Declarative Memory and Procedural Memory
Anderson’s model consists of three memory systems: working memory, declarative memory, and procedural memory. Environmental input is temporarily stored in WM, and is encoded into declarative memory in propositional format. Consider the following situation. John says to Daniel "Barbara is the mother of Rebecca." This proposition (A) would enter working memory and be encoded in the following format: (mother-of, Barbara, Rebecca). Graphically, an ellipsis represents the proposition, and arrows extend to Rebecca (object), Barbara (agent), and mother-of (relation). At a later time, Bill says to Daniel "Joyce is the mother of Barbara." Three things now happen. First, the statement is encoded into declarative memory in propositional format. Second, activation spreads to related nodes--mother-of and Barbara. And third, by virtue of their activation, the proposition A becomes part of the activated subset of long-term memory—in other words, it enters working memory.
At this point, propositions A and B are simultaneously active. That is, they are both "in" working memory. Now assume that the following production rule has been established and resides in procedural memory:
IF Person 1 is the mother of Person 2
And Person 2 is the mother of Person 3
THEN Person 1 is the grandmother of Person 3
The production rule is executed because the conditions specified in the IF portion of the statement match the contents of WM. Execution results in the following product: Joyce is the grandmother of Rebecca. This product enters working memory as a thought, which can then be transferred into a vocalization such as "In that case, Joyce must be Rebecca’s granddaughter." At the same time, the proposition "Joyce is the grandmother of Rebecca" is stored in declarative memory, thereby increasing the declarative knowledge base. (See Benjafield for a diagram of this process.)
How does this apply to complex activities such as chess?
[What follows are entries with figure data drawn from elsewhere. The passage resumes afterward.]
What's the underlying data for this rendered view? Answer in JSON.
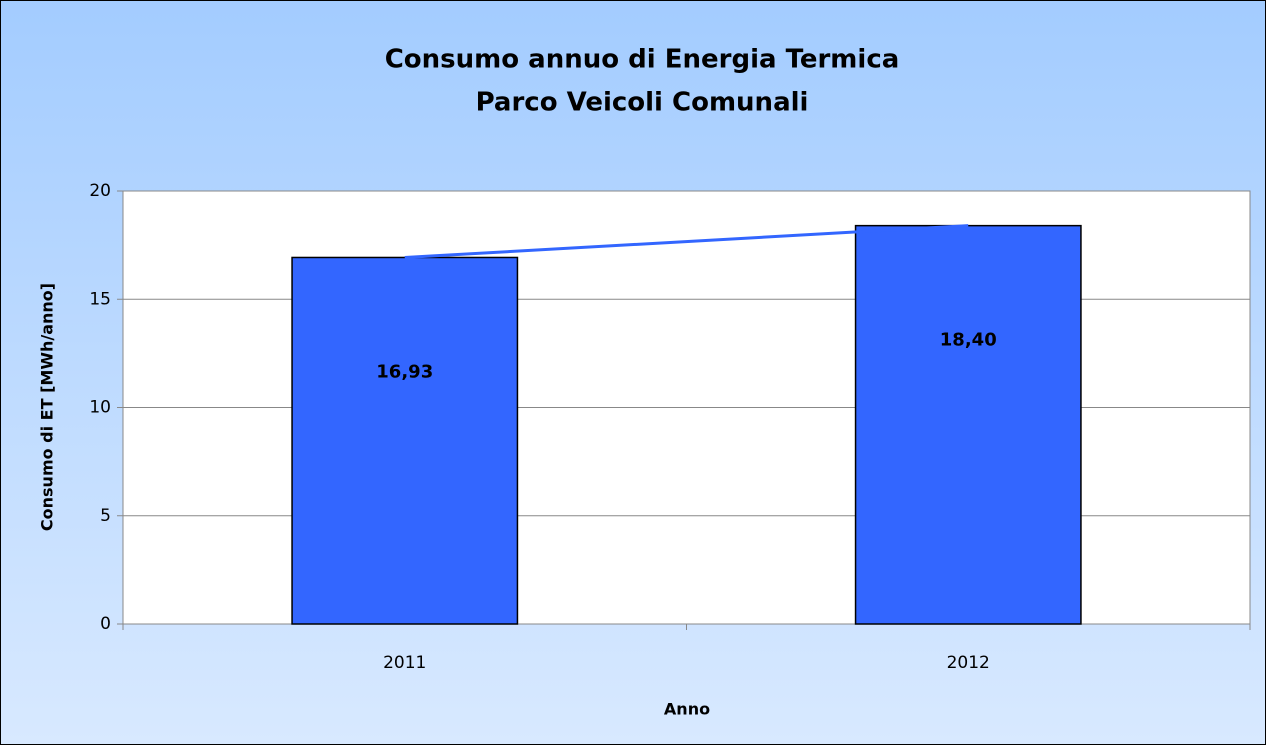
{
  "chart_data": {
    "type": "bar",
    "title": [
      "Consumo annuo di Energia Termica",
      "Parco Veicoli Comunali"
    ],
    "categories": [
      "2011",
      "2012"
    ],
    "values": [
      16.93,
      18.4
    ],
    "value_labels": [
      "16,93",
      "18,40"
    ],
    "color": "#3366ff",
    "connect_line_color": "#3366ff",
    "ylim": [
      0,
      20
    ],
    "yticks": [
      0,
      5,
      10,
      15,
      20
    ],
    "grid": true,
    "xlabel": "Anno",
    "ylabel": "Consumo di ET [MWh/anno]"
  }
}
In chess, the declarative knowledge base consists of spatial patterns representing familiar configurations of chess pieces. Simon and Gilmartin (1973) estimated that expert chess players have a vocabulary of as many as 100,000 of these patterns. Spatial patterns can be represented in propositional format. Procedural memory can be conceptualized as a knowledge base containing production rules specifying what actions should be taken if a particular pattern is encountered. As Larkin, McDermott, Simon and Simon (1980) explain, "recognition of a pattern often evokes from memory store information about actions and strategies that may be appropriate in contexts in which the pattern is present" (p. 1336). The pattern is recognized because it is contained in declarative memory. The symbolic, propositional code representing the pattern is activated, and hence becomes WM (recall that WM is the activated subset of LTM). The match between the pattern in WM and the IF-portion of a production rule triggers the execution of that production rule. The production of the production rule (specified in the THEN portion of the statement) enters working memory, and the appropriate move is made.
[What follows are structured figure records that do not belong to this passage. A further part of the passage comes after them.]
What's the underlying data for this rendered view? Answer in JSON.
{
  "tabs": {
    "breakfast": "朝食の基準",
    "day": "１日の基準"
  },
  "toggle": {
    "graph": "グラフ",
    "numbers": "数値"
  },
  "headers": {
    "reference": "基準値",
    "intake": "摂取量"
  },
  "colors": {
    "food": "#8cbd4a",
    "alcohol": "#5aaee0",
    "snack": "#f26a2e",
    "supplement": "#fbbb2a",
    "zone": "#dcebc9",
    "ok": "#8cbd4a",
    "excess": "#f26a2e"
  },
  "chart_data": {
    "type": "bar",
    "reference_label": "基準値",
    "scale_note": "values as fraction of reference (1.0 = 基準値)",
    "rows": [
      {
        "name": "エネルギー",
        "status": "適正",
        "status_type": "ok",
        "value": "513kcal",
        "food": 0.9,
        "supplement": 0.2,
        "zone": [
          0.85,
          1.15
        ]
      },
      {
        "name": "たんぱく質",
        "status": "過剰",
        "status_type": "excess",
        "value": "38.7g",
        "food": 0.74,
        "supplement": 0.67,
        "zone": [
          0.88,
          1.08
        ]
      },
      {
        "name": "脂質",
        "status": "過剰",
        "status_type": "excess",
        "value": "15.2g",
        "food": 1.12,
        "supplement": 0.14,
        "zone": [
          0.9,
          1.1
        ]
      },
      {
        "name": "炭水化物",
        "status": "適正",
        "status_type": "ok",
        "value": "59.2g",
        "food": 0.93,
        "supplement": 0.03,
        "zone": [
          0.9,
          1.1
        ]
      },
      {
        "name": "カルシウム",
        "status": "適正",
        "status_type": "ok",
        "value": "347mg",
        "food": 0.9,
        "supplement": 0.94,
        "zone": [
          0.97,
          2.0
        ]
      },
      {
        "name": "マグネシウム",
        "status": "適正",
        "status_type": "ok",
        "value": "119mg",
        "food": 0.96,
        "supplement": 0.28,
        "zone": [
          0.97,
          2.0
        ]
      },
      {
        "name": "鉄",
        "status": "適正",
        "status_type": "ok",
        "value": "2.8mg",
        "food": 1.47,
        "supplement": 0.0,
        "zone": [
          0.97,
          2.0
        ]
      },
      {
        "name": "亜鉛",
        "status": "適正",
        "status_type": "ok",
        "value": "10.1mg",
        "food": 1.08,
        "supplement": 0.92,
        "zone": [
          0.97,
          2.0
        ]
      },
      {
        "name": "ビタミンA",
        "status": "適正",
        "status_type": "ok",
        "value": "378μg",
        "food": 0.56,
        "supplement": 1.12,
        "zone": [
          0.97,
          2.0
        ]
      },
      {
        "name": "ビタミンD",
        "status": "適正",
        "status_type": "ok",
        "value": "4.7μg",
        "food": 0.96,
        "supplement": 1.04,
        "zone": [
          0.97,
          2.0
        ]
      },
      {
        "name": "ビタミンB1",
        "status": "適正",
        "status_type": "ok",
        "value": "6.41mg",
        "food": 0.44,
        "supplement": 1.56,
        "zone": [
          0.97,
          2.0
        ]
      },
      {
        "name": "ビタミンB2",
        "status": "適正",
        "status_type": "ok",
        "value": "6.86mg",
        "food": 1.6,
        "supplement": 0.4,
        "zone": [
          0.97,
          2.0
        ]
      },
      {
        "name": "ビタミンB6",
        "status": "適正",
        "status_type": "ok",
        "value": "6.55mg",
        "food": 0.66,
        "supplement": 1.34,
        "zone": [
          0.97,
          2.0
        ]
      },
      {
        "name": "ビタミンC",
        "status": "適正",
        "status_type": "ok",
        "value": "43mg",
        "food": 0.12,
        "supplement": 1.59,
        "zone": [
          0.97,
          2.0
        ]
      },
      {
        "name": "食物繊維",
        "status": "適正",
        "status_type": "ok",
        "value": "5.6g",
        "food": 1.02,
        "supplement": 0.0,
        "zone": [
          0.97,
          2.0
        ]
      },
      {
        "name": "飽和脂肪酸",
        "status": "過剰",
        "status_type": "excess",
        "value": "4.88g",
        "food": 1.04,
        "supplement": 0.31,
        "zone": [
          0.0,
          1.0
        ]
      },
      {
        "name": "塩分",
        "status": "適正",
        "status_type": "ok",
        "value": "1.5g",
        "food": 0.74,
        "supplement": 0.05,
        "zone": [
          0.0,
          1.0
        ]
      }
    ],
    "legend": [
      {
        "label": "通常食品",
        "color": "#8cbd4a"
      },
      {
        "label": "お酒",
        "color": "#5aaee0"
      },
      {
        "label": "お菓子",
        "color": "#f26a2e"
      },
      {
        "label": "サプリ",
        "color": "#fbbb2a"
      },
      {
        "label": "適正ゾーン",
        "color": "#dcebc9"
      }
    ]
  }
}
Does Anderson’s model apply to physical domains that require not only a cognitive action, or decision, but also the execution of some physical movement? Research on expertise in physical domains show that very specific adaptations occur through training. Research by Abernethy and colleagues shows that players in ball sports (e.g., baseball, cricket) rely on advance visual cues to anticipate the actions of their opponents. That is, they recognize familiar patterns of activity that allow them to prepare. It seems reasonable to argue that, just as in chess, these patterns are the IF portion of IF-THEN production rules. Unlike in chess, however, the action is a non-trivial physical movement, such as swinging a baseball bat. Some of these physical movements might be possible only if certain physical adaptations have occurred through training. For example, in baseball, strength changes probably occur through batting practice. In the absence of these changes, successful performance would seem unlikely. This example illustrates how successful performance in physical domains might be predicated on parallel cognitive and physiological adaptations.